In May 2013, the directorate of Chongqing Beer recruited three new vice general managers who all came from Carlsberg. An insider from Chongqing Beer says that these three people’s appointments mean that Carlsberg have already controlled the core management team of Chongqing Beer. Even though some important positions have been taken by original executives of Chongqing Beer.
Carlsberg Targets West China
Prof. Tian Ying from Chongqing Normal University says that the acquisition of Chongqing Beer by Carlsberg only took seven months from being announced to being implemented, which was the fastest tender offer by foreign companies in the Chinese capital market. Prior to that, Diageo spent two years on the tender offer Chinese spirit brand Shuijingfang.
Such a quick pace reflects the ambition of Carlsberg in China. The source from Carlsberg says that the Danish company wants to increase its shares of Chongqing Beer because of the great outlook of the Chinese beer market. They believe that this deal will enhance the cooperation with Chongqing Beer and further improve the returns for the shareholders of Chongqing Beer.
Actually, Carlsberg acquires Chongqing Beer for its own ambition. Some securities analysts say that the stock of Chongqing Beer is not a star in the capital market. Some investors even hold a negative opinion towards it because of its distracting involvement into the hepatitis B vaccine. “Apparently, it is not Carlsberg’s goal to directly benefit from the capital market”.
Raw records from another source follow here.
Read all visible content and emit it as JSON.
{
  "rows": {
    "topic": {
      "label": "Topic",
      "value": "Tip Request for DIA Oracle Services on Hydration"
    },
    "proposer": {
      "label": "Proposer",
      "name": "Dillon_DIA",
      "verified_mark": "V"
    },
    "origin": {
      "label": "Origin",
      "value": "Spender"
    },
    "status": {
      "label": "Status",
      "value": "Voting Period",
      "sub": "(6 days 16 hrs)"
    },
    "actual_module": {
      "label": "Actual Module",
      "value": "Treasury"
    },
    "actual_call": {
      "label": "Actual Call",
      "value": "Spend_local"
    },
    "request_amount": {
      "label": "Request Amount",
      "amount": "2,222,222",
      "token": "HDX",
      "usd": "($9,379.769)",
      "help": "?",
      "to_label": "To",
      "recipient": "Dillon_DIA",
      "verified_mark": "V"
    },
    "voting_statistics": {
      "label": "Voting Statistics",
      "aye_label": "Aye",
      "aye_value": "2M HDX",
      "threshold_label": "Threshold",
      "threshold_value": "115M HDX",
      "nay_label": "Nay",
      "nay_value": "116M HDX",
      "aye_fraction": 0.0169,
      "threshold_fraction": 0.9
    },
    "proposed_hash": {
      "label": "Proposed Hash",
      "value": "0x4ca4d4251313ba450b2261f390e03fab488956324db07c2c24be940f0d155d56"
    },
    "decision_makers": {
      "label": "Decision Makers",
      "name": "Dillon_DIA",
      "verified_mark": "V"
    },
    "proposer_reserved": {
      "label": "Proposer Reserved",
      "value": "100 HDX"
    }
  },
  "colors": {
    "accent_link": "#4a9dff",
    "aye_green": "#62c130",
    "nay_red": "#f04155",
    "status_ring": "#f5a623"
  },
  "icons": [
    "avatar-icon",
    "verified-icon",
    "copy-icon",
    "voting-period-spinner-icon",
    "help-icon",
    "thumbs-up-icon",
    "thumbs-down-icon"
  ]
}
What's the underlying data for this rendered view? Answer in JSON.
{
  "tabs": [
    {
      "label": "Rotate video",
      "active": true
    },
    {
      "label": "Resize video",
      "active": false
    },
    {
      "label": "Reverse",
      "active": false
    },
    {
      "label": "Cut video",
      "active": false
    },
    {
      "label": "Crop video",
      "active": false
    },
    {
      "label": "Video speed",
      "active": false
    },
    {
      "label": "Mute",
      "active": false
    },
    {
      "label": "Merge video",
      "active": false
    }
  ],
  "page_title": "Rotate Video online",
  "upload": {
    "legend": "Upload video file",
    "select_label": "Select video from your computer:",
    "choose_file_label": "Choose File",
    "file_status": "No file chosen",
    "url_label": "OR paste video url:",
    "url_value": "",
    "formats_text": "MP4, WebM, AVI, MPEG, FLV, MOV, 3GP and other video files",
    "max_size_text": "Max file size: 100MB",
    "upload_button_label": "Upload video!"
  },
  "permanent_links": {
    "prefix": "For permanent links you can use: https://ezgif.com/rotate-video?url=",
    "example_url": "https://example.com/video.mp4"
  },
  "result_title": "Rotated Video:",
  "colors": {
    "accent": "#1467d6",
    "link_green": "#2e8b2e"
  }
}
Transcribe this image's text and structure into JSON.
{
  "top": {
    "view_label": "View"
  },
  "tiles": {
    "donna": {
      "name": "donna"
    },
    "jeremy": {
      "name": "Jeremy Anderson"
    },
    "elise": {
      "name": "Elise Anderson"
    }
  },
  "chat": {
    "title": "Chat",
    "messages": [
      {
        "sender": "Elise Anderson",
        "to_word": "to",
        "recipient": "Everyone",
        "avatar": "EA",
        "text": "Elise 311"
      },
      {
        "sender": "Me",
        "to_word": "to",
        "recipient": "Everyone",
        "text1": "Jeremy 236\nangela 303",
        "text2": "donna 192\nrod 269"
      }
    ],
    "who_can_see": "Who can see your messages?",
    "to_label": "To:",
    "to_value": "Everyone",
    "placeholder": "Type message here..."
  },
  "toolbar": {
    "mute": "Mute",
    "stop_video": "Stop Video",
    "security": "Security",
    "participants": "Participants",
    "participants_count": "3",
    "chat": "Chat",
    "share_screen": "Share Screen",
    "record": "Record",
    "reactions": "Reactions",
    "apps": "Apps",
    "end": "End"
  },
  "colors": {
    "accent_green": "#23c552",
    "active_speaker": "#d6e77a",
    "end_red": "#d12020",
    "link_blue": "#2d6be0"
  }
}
According to the statistical data from Eurmonitor, Snow Beer, Tsingtao Beer, Budweiser and Yanjing Beer each take 10% of the beer market of China. In comparison, the market share of Carlsberg is only 1.5% while Chongqing Beer’s market share is 2.2%. The financial report of Carlsberg shows that the company’s annual operating revenue was US$12.051 billion in 2012, but the growth rate was only 3%. In the Asian market, its growth rate exceeded 9%. In China, the figure is also higher than 4%. Therefore, it is very important to expand the market of China,

Liu Jinhu, analyst at Guohai Securities, says that Carlsberg’s acquisition of the established second-tier brand Chongqing Beer shows its strategy with West China as the core market.
In recent years, Chongqing Beer took 90% of the beer market in Chongqing. Even the siege of Tsingtao Beer and Snow Beer cannot undermine its dominance in this city. Such a market position just tallies with Carlsberg’s strategy of gaining more marker shares quickly and directly. With the channels and market share of Chongqing Beer, Carlsberg can save a lot of cost put into the penetration into Chongqing and other cities in Southwest China. In Niu Yang’s opinion, Carlsberg is definitely going to increase the workload of Chongqing Beer in the future.